Bad: "You are an expert at coding, writing, analysis, math, and creative
     thinking. Help the user with whatever they need."

Solution: Create focused prompts for specific tasks.

Good: Separate prompts for code review, documentation writing, data
      analysis, etc.

Mistake 2: Assuming Context

Problem: Forgetting that the AI does not know your situation.

Bad: "Review this code for our standards"
     (What standards? The AI does not know.)

Solution: Always provide necessary context explicitly.

Good: "Review this code against these standards:
      - TypeScript strict mode
      - React hooks rules
      - No any types"

Mistake 3: Instructions Without Outputs

Problem: Telling the AI what to do but not what to produce.

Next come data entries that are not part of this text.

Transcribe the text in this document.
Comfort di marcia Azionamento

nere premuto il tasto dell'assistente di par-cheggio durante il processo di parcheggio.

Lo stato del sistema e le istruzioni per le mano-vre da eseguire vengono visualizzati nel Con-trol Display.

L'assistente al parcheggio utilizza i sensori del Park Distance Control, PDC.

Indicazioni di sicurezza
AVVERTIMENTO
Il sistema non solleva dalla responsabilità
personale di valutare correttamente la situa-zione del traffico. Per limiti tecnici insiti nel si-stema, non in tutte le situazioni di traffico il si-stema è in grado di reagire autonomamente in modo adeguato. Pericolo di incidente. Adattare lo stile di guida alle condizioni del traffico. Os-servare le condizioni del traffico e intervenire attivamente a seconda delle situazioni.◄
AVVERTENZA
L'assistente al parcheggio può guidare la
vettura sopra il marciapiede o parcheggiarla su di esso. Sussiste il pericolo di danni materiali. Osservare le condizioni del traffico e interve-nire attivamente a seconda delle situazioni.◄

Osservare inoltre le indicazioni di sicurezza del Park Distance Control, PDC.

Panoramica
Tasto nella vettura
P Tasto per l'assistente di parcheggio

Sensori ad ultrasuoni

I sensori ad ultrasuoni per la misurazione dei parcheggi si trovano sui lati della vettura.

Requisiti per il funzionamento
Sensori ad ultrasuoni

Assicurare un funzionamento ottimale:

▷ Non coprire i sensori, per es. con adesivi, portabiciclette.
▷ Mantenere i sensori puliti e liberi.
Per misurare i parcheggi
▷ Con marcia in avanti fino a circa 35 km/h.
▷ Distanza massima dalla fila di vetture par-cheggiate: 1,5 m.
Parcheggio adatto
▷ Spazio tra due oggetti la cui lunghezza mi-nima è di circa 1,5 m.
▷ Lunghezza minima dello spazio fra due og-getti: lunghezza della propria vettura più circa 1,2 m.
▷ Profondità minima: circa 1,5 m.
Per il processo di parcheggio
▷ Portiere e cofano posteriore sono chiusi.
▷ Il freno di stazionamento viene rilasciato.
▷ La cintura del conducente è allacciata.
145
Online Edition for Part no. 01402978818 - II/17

Bad: "Analyze the data thoroughly"

Solution: Specify the output format and content.

Good: "Analyze the data and provide:
      1. Summary statistics (mean, median, std dev)
      2. Three key insights as bullet points
      3. Recommended next steps"

Mistake 4: Example-Free Prompts

Problem: Relying entirely on instructions without demonstrating expectations.

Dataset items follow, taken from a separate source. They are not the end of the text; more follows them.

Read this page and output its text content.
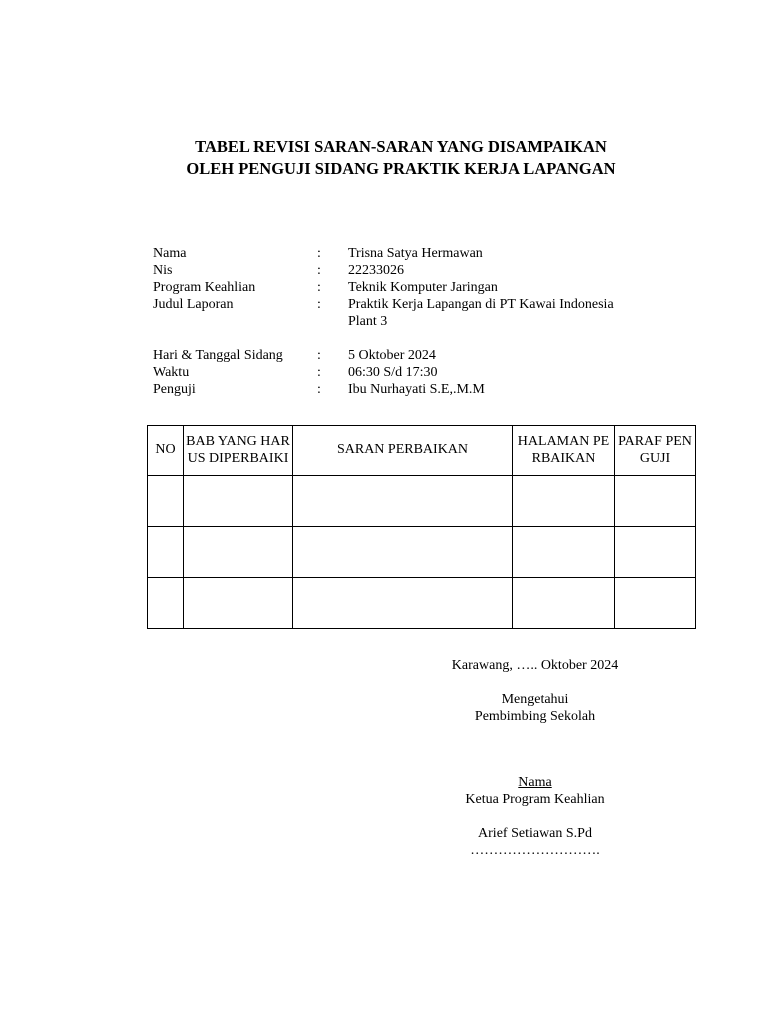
TABEL REVISI SARAN-SARAN YANG DISAMPAIKAN
OLEH PENGUJI SIDANG PRAKTIK KERJA LAPANGAN
Nama	: Trisna Satya Hermawan
Nis	: 22233026
Program Keahlian	: Teknik Komputer Jaringan
Judul Laporan	: Praktik Kerja Lapangan di PT Kawai Indonesia
Plant 3
Hari & Tanggal Sidang	: 5 Oktober 2024
Waktu	: 06:30 S/d 17:30
Penguji	: Ibu Nurhayati S.E,.M.M
NO	BAB YANG HARUS DIPERBAIKI	SARAN PERBAIKAN	HALAMAN PERBAIKAN	PARAF PENGUJI

Karawang, ….. Oktober 2024
Mengetahui
Pembimbing Sekolah
Nama
Ketua Program Keahlian
Arief Setiawan S.Pd
……………………….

Solution: Include at least one example for any non-trivial formatting requirement.

Mistake 5: Constraint Overload

Problem: So many constraints that the AI cannot produce useful output.

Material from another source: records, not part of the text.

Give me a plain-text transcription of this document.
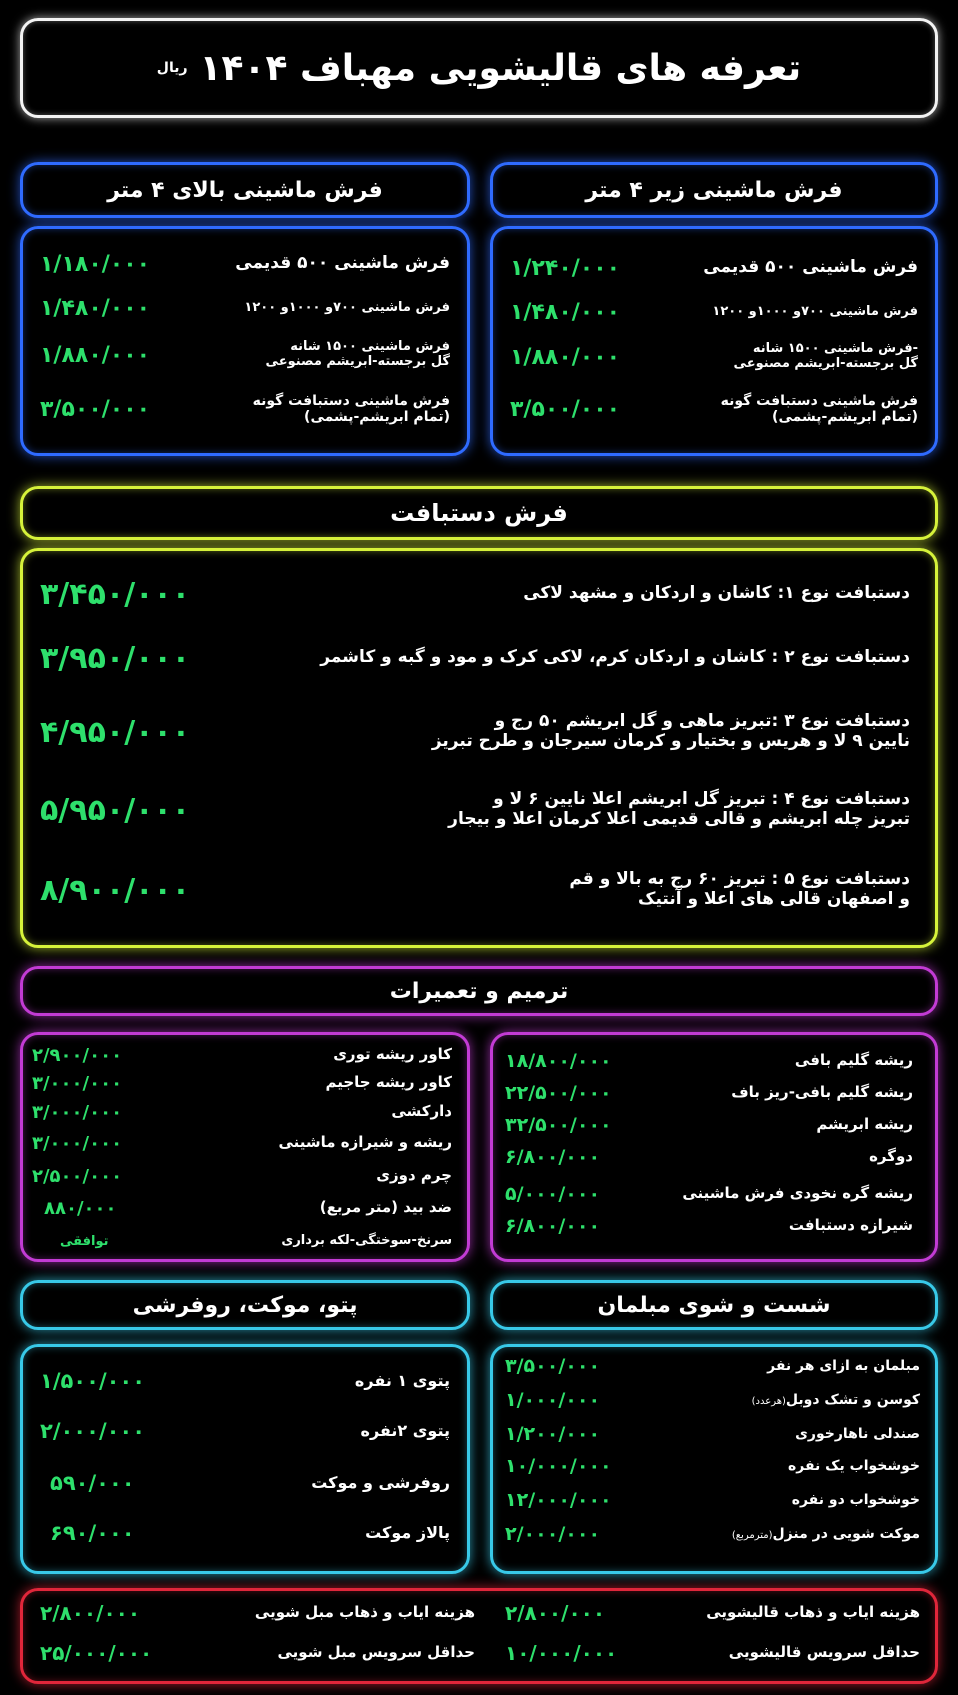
تعرفه های قالیشویی مهباف ۱۴۰۴
ریال
فرش ماشینی زیر ۴ متر
فرش ماشینی بالای ۴ متر
فرش ماشینی ۵۰۰ قدیمی
۱/۲۴۰/۰۰۰
فرش ماشینی ۷۰۰و ۱۰۰۰و ۱۲۰۰
۱/۴۸۰/۰۰۰
-فرش ماشینی ۱۵۰۰ شانه
گل برجسته-ابریشم مصنوعی
۱/۸۸۰/۰۰۰
فرش ماشینی دستبافت گونه
(تمام ابریشم-پشمی)
۳/۵۰۰/۰۰۰
فرش ماشینی ۵۰۰ قدیمی
۱/۱۸۰/۰۰۰
فرش ماشینی ۷۰۰و ۱۰۰۰و ۱۲۰۰
۱/۴۸۰/۰۰۰
فرش ماشینی ۱۵۰۰ شانه
گل برجسته-ابریشم مصنوعی
۱/۸۸۰/۰۰۰
فرش ماشینی دستبافت گونه
(تمام ابریشم-پشمی)
۳/۵۰۰/۰۰۰
فرش دستبافت
دستبافت نوع ۱: کاشان و اردکان و مشهد لاکی
۳/۴۵۰/۰۰۰
دستبافت نوع ۲ : کاشان و اردکان کرم، لاکی کرک و مود و گبه و کاشمر
۳/۹۵۰/۰۰۰
دستبافت نوع ۳ :تبریز ماهی و گل ابریشم ۵۰ رج و
نایین ۹ لا و هریس و بختیار و کرمان سیرجان و طرح تبریز
۴/۹۵۰/۰۰۰
دستبافت نوع ۴ : تبریز گل ابریشم اعلا نایین ۶ لا و
تبریز چله ابریشم و قالی قدیمی اعلا کرمان اعلا و بیجار
۵/۹۵۰/۰۰۰
دستبافت نوع ۵ : تبریز ۶۰ رج به بالا و قم
و اصفهان قالی های اعلا و آنتیک
۸/۹۰۰/۰۰۰
ترمیم و تعمیرات
ریشه گلیم بافی
۱۸/۸۰۰/۰۰۰
ریشه گلیم بافی-ریز باف
۲۲/۵۰۰/۰۰۰
ریشه ابریشم
۳۲/۵۰۰/۰۰۰
دوگره
۶/۸۰۰/۰۰۰
ریشه گره نخودی فرش ماشینی
۵/۰۰۰/۰۰۰
شیرازه دستبافت
۶/۸۰۰/۰۰۰
کاور ریشه توری
۲/۹۰۰/۰۰۰
کاور ریشه جاجیم
۳/۰۰۰/۰۰۰
دارکشی
۳/۰۰۰/۰۰۰
ریشه و شیرازه ماشینی
۳/۰۰۰/۰۰۰
چرم دوزی
۲/۵۰۰/۰۰۰
ضد بید (متر مربع)
۸۸۰/۰۰۰
سرنخ-سوختگی-لکه برداری
توافقی
شست و شوی مبلمان
پتو، موکت، روفرشی
مبلمان به ازای هر نفر
۳/۵۰۰/۰۰۰
کوسن و تشک دوبل(هرعدد)
۱/۰۰۰/۰۰۰
صندلی ناهارخوری
۱/۲۰۰/۰۰۰
خوشخواب یک نفره
۱۰/۰۰۰/۰۰۰
خوشخواب دو نفره
۱۲/۰۰۰/۰۰۰
موکت شویی در منزل(مترمربع)
۲/۰۰۰/۰۰۰
پتوی ۱ نفره
۱/۵۰۰/۰۰۰
پتوی ۲نفره
۲/۰۰۰/۰۰۰
روفرشی و موکت
۵۹۰/۰۰۰
پالاز موکت
۶۹۰/۰۰۰
هزینه ایاب و ذهاب قالیشویی
۲/۸۰۰/۰۰۰
حداقل سرویس قالیشویی
۱۰/۰۰۰/۰۰۰
هزینه ایاب و ذهاب مبل شویی
۲/۸۰۰/۰۰۰
حداقل سرویس مبل شویی
۲۵/۰۰۰/۰۰۰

Bad: 20+ constraints covering every possible edge case

Solution: Focus on the 3-5 most important constraints. Add more only if specific problems arise.

Advanced Techniques

Using Variables for Reusability

Variables make prompts reusable across different inputs:

Context:
Project: {{project_name}}
Tech stack: {{tech_stack}}
Team size: {{team_size}}

Fill in variables when you use the prompt, keeping the structure constant.

Conditional Instructions

For prompts that handle multiple scenarios:

Instructions:
1. Determine if the code is a:
   - Component (React)
   - Utility function
   - API endpoint

2. If component:
   - Check prop types
   - Review hook usage
   - Verify accessibility

3. If utility function:
   - Check pure function principles
   - Review error handling
   - Verify type signatures

4. If API endpoint:
   - Check authentication
   - Review input validation
   - Verify error responses

Chain of Thought

For complex reasoning tasks, instruct the AI to show its work:

Instructions:
1. First, state your understanding of the problem
2. List the factors you'll consider
3. Analyze each factor
4. Synthesize your findings
5. State your conclusion with confidence level

This produces more reliable outputs for complex decisions.

Quick Reference Checklist

Before finalizing any prompt, verify:

  • Role is specific (expertise, experience, communication style)
  • Context includes all information the AI needs
  • Goal clearly states the desired outcome
  • Instructions are sequential and complete
  • Constraints prevent known failure modes
  • At least one example demonstrates expected output
  • Blocks are in logical order
  • No contradictions between blocks
  • Tested with realistic inputs
  • Output format is explicitly specified

Summary

The key principles:

  1. Structure matters: Follow the Role, Context, Goal, Instructions, Constraints, Examples order
  2. Be specific: Vague in, vague out
  3. Show, do not tell: Examples are your most powerful tool
  4. Constrain thoughtfully: Prevent problems without limiting utility
  5. Iterate systematically: Test, identify gaps, adjust, repeat

Master these principles and your prompts will consistently produce better results.